¿Estás fino, Valentino?
Precedido de un cortejo de fotógrafos, comisarios, bailarinas, vendedores, mecánicos y titiriteros, llega el campeón mundial tocando la bocina. Nunca sabremos si el rey del Continental Circus, este entusiasta aprendiz de payaso, es Harpo Marx disfrazado de Valentino Rossi o Valentino Rossi disfrazado de Harpo Marx. Ambos parecen el resultado de una misma conjunción astral o más bien el producto de un ambiente desaforado en el que sólo consiguen un billete a la posteridad quienes saben combinar la extravagancia con el talento. Está claro que, con su arbitrario número 46, su pelo ensortijado, sus cejas voladoras y su nariz traviesa, Il Dottore mantiene colgada de las orejas su apremiante sonrisa de cómico y que, sitiado por las dudas y las prisas, su camerino, el camerino de Yamaha, es hoy el camarote de los hermanos Marx.
Ahora, cuando los motores de cuatro tiempos, tan graves y tan profundos, se relevan en los boxes como las notas en los tubos del órgano, todo indica que Valentino conserva el valor más acreditado en el territorio de los campeones: el valor de la confianza. Pero, en realidad, está muy preocupado. Superada y rendida la promoción de Sete Gibernau, Loris Capirossi, Max Biaggi, Kenny Roberts Junior, Carlos Checa o Alex Barros, él se apropió de la leyenda de invulnerabilidad que protege a los grandes campeones como un segundo esqueleto. Ni siquiera los triunfos de Marco Melandri durante los meses de la basura del año 2005 le parecieron un mal presagio; por eso se limitó a celebrarlos con un espaldarazo y una mirada condescendiente, como los monarcas agradecidos conceden un título nobiliario o un honor temporal a los caballeros leales. El chico se despojaría del yelmo, se secaría el sudor, haría un guiño, inclinaría la cabeza y renovaría el voto de obediencia para la próxima temporada sin permitirse el más leve gesto de desafío.
Con tales antecedentes, los planes de Valentino estaban escritos: dedicaría el invierno a vestir el color rojo cereza de Ferrari para importunar a Michael Schumacher, estimular a los cronistas y galantear a los dueños de Il Cavallino y, luego, llegado el momento, se pondría la armadura, enjaezaría su Yamaha, desenvainaría el mandoble, amagaría un par de golpes y restablecería el orden jerárquico.
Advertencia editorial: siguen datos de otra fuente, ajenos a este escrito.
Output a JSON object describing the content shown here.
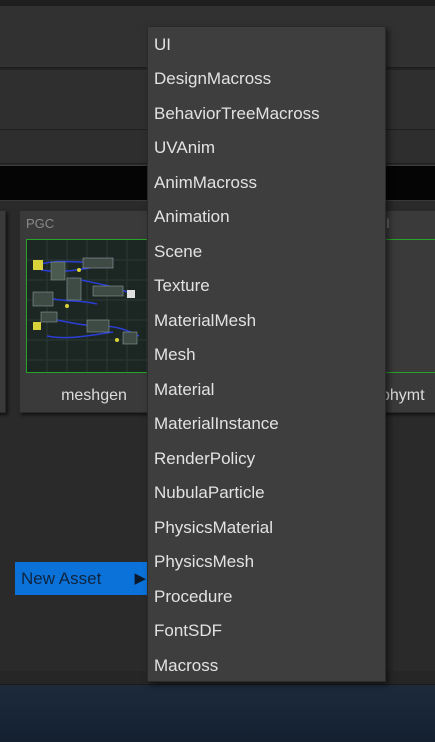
{
  "assets": [
    {
      "type": "",
      "name": ""
    },
    {
      "type": "PGC",
      "name": "meshgen"
    },
    {
      "type": "Mtl",
      "name": "phymt"
    }
  ],
  "context_menu": {
    "new_asset_label": "New Asset",
    "submenu_arrow": "▶"
  },
  "submenu": {
    "items": [
      "UI",
      "DesignMacross",
      "BehaviorTreeMacross",
      "UVAnim",
      "AnimMacross",
      "Animation",
      "Scene",
      "Texture",
      "MaterialMesh",
      "Mesh",
      "Material",
      "MaterialInstance",
      "RenderPolicy",
      "NubulaParticle",
      "PhysicsMaterial",
      "PhysicsMesh",
      "Procedure",
      "FontSDF",
      "Macross"
    ]
  },
  "colors": {
    "highlight": "#0b72d9",
    "thumbnail_border": "#27a327",
    "menu_bg": "#3e3e3e"
  }
}
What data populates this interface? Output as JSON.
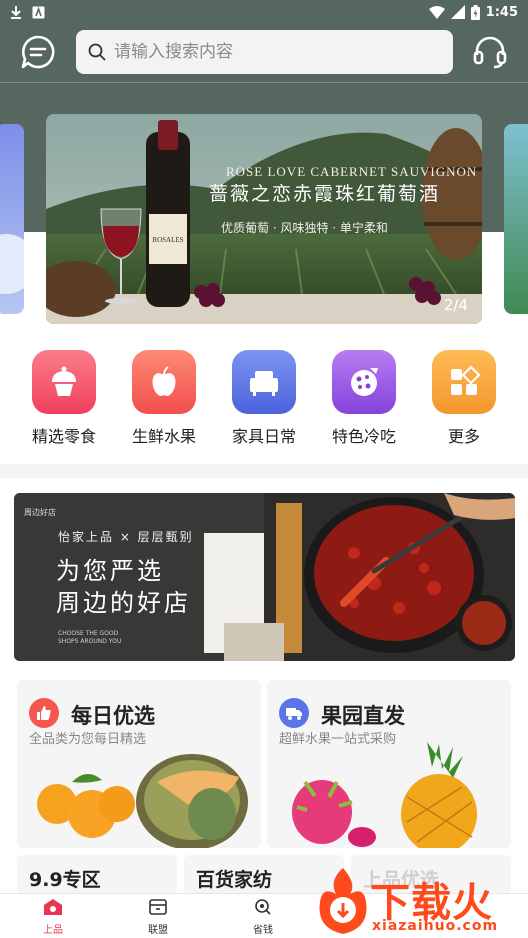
{
  "status_bar": {
    "time": "1:45"
  },
  "header": {
    "search_placeholder": "请输入搜索内容"
  },
  "banner": {
    "title_en": "ROSE LOVE CABERNET SAUVIGNON",
    "title_cn": "蔷薇之恋赤霞珠红葡萄酒",
    "tagline": "优质葡萄 · 风味独特 · 单宁柔和",
    "bottle_label": "ROSALES",
    "counter": "2/4"
  },
  "categories": [
    {
      "label": "精选零食",
      "icon": "cupcake-icon",
      "color": "#f5556b"
    },
    {
      "label": "生鲜水果",
      "icon": "apple-icon",
      "color": "#f7645a"
    },
    {
      "label": "家具日常",
      "icon": "sofa-icon",
      "color": "#5b74e6"
    },
    {
      "label": "特色冷吃",
      "icon": "pizza-icon",
      "color": "#9a57e3"
    },
    {
      "label": "更多",
      "icon": "grid-icon",
      "color": "#f5a23c"
    }
  ],
  "promo": {
    "tag": "周边好店",
    "line1": "怡家上品 × 层层甄别",
    "line2": "为您严选",
    "line3": "周边的好店",
    "en_line1": "CHOOSE THE GOOD",
    "en_line2": "SHOPS AROUND YOU"
  },
  "cards": [
    {
      "title": "每日优选",
      "subtitle": "全品类为您每日精选",
      "badge_icon": "thumbs-up-icon",
      "badge_color": "#f6564d"
    },
    {
      "title": "果园直发",
      "subtitle": "超鲜水果一站式采购",
      "badge_icon": "truck-icon",
      "badge_color": "#5b74e6"
    }
  ],
  "mini_cards": [
    {
      "title": "9.9专区"
    },
    {
      "title": "百货家纺"
    },
    {
      "title": "上品优选"
    }
  ],
  "tabbar": [
    {
      "label": "上品",
      "icon": "home-icon",
      "active": true
    },
    {
      "label": "联盟",
      "icon": "box-icon",
      "active": false
    },
    {
      "label": "省钱",
      "icon": "search-icon",
      "active": false
    }
  ],
  "watermark": {
    "text": "下载火",
    "url": "xiazaihuo.com"
  },
  "colors": {
    "header_bg": "#56675f",
    "accent": "#e83550"
  }
}
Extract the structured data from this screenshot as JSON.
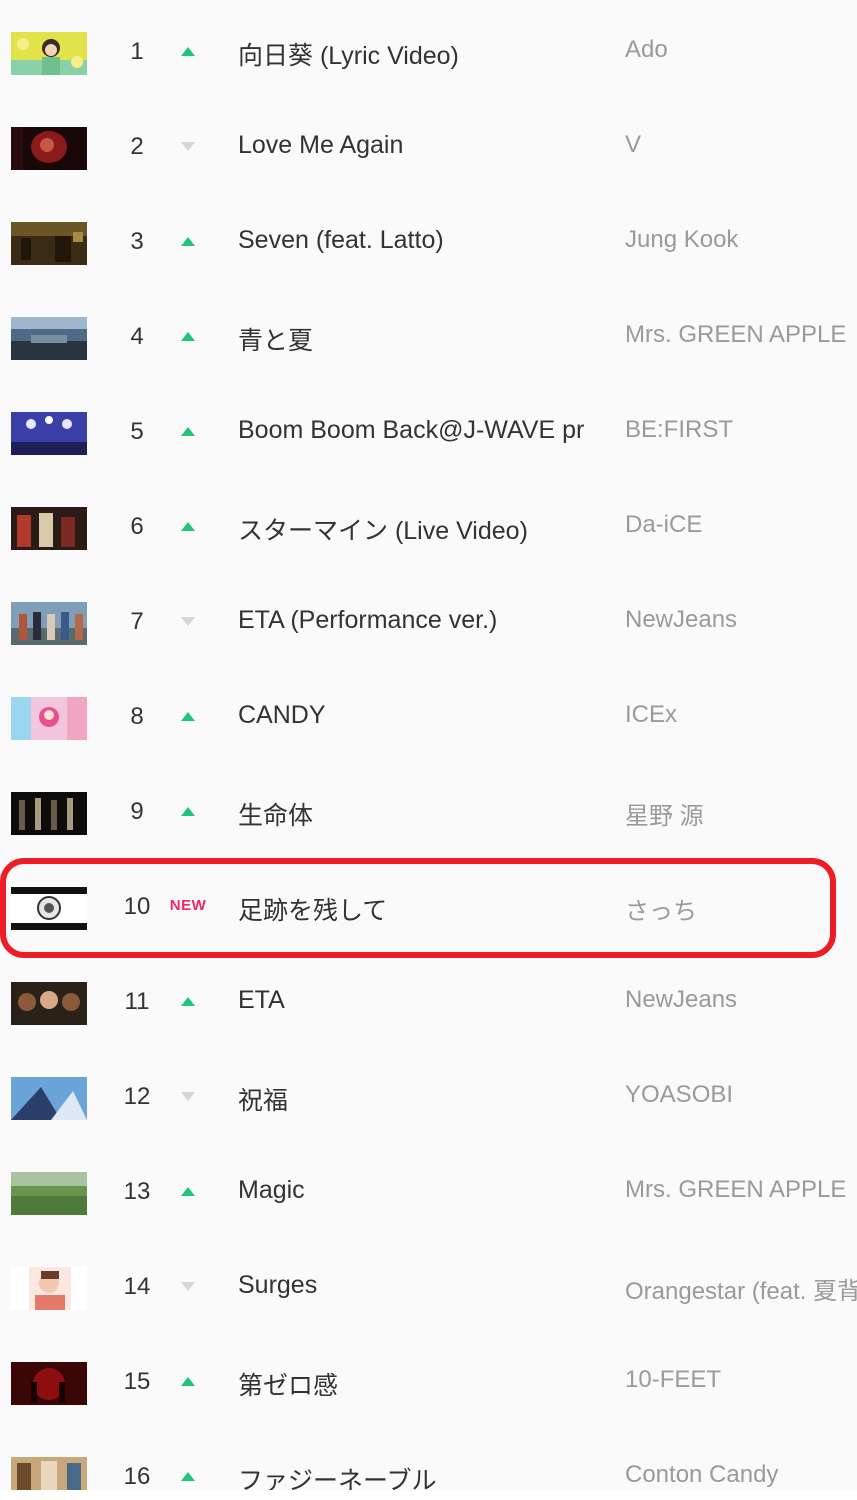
{
  "chart": {
    "rows": [
      {
        "rank": "1",
        "trend": "up",
        "title": "向日葵 (Lyric Video)",
        "artist": "Ado"
      },
      {
        "rank": "2",
        "trend": "down",
        "title": "Love Me Again",
        "artist": "V"
      },
      {
        "rank": "3",
        "trend": "up",
        "title": "Seven (feat. Latto)",
        "artist": "Jung Kook"
      },
      {
        "rank": "4",
        "trend": "up",
        "title": "青と夏",
        "artist": "Mrs. GREEN APPLE"
      },
      {
        "rank": "5",
        "trend": "up",
        "title": "Boom Boom Back@J-WAVE pr",
        "artist": "BE:FIRST"
      },
      {
        "rank": "6",
        "trend": "up",
        "title": "スターマイン (Live Video)",
        "artist": "Da-iCE"
      },
      {
        "rank": "7",
        "trend": "down",
        "title": "ETA (Performance ver.)",
        "artist": "NewJeans"
      },
      {
        "rank": "8",
        "trend": "up",
        "title": "CANDY",
        "artist": "ICEx"
      },
      {
        "rank": "9",
        "trend": "up",
        "title": "生命体",
        "artist": "星野 源"
      },
      {
        "rank": "10",
        "trend": "new",
        "title": "足跡を残して",
        "artist": "さっち",
        "badge": "NEW"
      },
      {
        "rank": "11",
        "trend": "up",
        "title": "ETA",
        "artist": "NewJeans"
      },
      {
        "rank": "12",
        "trend": "down",
        "title": "祝福",
        "artist": "YOASOBI"
      },
      {
        "rank": "13",
        "trend": "up",
        "title": "Magic",
        "artist": "Mrs. GREEN APPLE"
      },
      {
        "rank": "14",
        "trend": "down",
        "title": "Surges",
        "artist": "Orangestar (feat. 夏背"
      },
      {
        "rank": "15",
        "trend": "up",
        "title": "第ゼロ感",
        "artist": "10-FEET"
      },
      {
        "rank": "16",
        "trend": "up",
        "title": "ファジーネーブル",
        "artist": "Conton Candy"
      }
    ]
  },
  "colors": {
    "trend_up": "#21c47b",
    "trend_down": "#d6d6d6",
    "new_badge": "#f0266e",
    "highlight": "#ee1c24"
  }
}
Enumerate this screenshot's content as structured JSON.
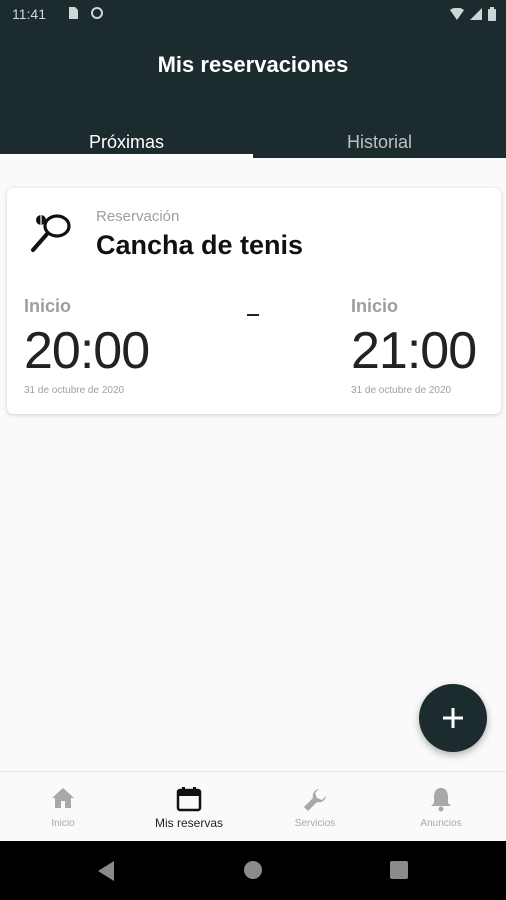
{
  "status_bar": {
    "time": "11:41"
  },
  "app_bar": {
    "title": "Mis reservaciones",
    "tabs": [
      {
        "label": "Próximas",
        "active": true
      },
      {
        "label": "Historial",
        "active": false
      }
    ]
  },
  "reservation": {
    "icon": "tennis-racket-icon",
    "caption": "Reservación",
    "title": "Cancha de tenis",
    "start": {
      "label": "Inicio",
      "time": "20:00",
      "date": "31 de octubre de 2020"
    },
    "end": {
      "label": "Inicio",
      "time": "21:00",
      "date": "31 de octubre de 2020"
    }
  },
  "fab": {
    "icon": "plus-icon"
  },
  "bottom_nav": [
    {
      "label": "Inicio",
      "icon": "home-icon",
      "active": false
    },
    {
      "label": "Mis reservas",
      "icon": "calendar-icon",
      "active": true
    },
    {
      "label": "Servicios",
      "icon": "wrench-icon",
      "active": false
    },
    {
      "label": "Anuncios",
      "icon": "bell-icon",
      "active": false
    }
  ],
  "colors": {
    "primary": "#1c2b2d",
    "background": "#fafafa",
    "muted_text": "#9e9e9e"
  }
}
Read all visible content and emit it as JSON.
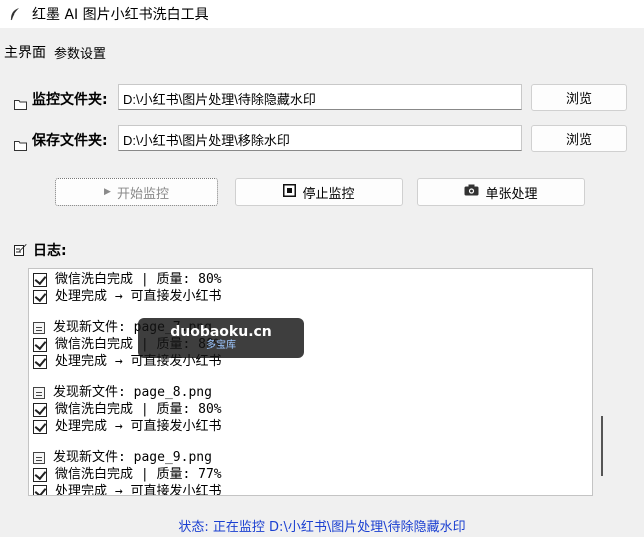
{
  "window": {
    "title": "红墨 AI 图片小红书洗白工具",
    "icon": "feather-icon"
  },
  "tabs": [
    {
      "label": "主界面",
      "active": true
    },
    {
      "label": "参数设置",
      "active": false
    }
  ],
  "monitor_folder": {
    "label": "监控文件夹:",
    "value": "D:\\小红书\\图片处理\\待除隐藏水印",
    "browse_label": "浏览"
  },
  "save_folder": {
    "label": "保存文件夹:",
    "value": "D:\\小红书\\图片处理\\移除水印",
    "browse_label": "浏览"
  },
  "actions": {
    "start_label": "开始监控",
    "start_icon": "play-icon",
    "stop_label": "停止监控",
    "stop_icon": "stop-icon",
    "single_label": "单张处理",
    "single_icon": "camera-icon"
  },
  "log": {
    "label": "日志:",
    "lines": [
      {
        "type": "check",
        "text": "微信洗白完成 | 质量: 80%"
      },
      {
        "type": "check",
        "text": "处理完成 → 可直接发小红书"
      },
      {
        "type": "blank",
        "text": ""
      },
      {
        "type": "file",
        "text": "发现新文件: page_7.png"
      },
      {
        "type": "check",
        "text": "微信洗白完成 | 质量: 80%"
      },
      {
        "type": "check",
        "text": "处理完成 → 可直接发小红书"
      },
      {
        "type": "blank",
        "text": ""
      },
      {
        "type": "file",
        "text": "发现新文件: page_8.png"
      },
      {
        "type": "check",
        "text": "微信洗白完成 | 质量: 80%"
      },
      {
        "type": "check",
        "text": "处理完成 → 可直接发小红书"
      },
      {
        "type": "blank",
        "text": ""
      },
      {
        "type": "file",
        "text": "发现新文件: page_9.png"
      },
      {
        "type": "check",
        "text": "微信洗白完成 | 质量: 77%"
      },
      {
        "type": "check",
        "text": "处理完成 → 可直接发小红书"
      }
    ]
  },
  "status": {
    "text": "状态: 正在监控 D:\\小红书\\图片处理\\待除隐藏水印"
  },
  "watermark": {
    "domain": "duobaoku.cn",
    "name": "多宝库"
  },
  "colors": {
    "status_text": "#1a3fd1",
    "background": "#f0f0f0"
  }
}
Aunque sus planes eran ésos, apenas había vuelto a su antiguo reino cuando supo que algo muy perturbador había sucedido en su ausencia. La corte estaba poblada de conspiradores: de repente, se dio cuenta de que varios nuevos pilotos tenían el gesto rayado del usurpador.
Luego, los hechos se encadenaron como en una pesadilla: le atacó Hayden, le atacó Stoner y, como era de esperar, le atacó Pedrosa.
Hoy, en garde!, volverá a jugarse el podio, su trono de madera, en la campa negra de Le Mans.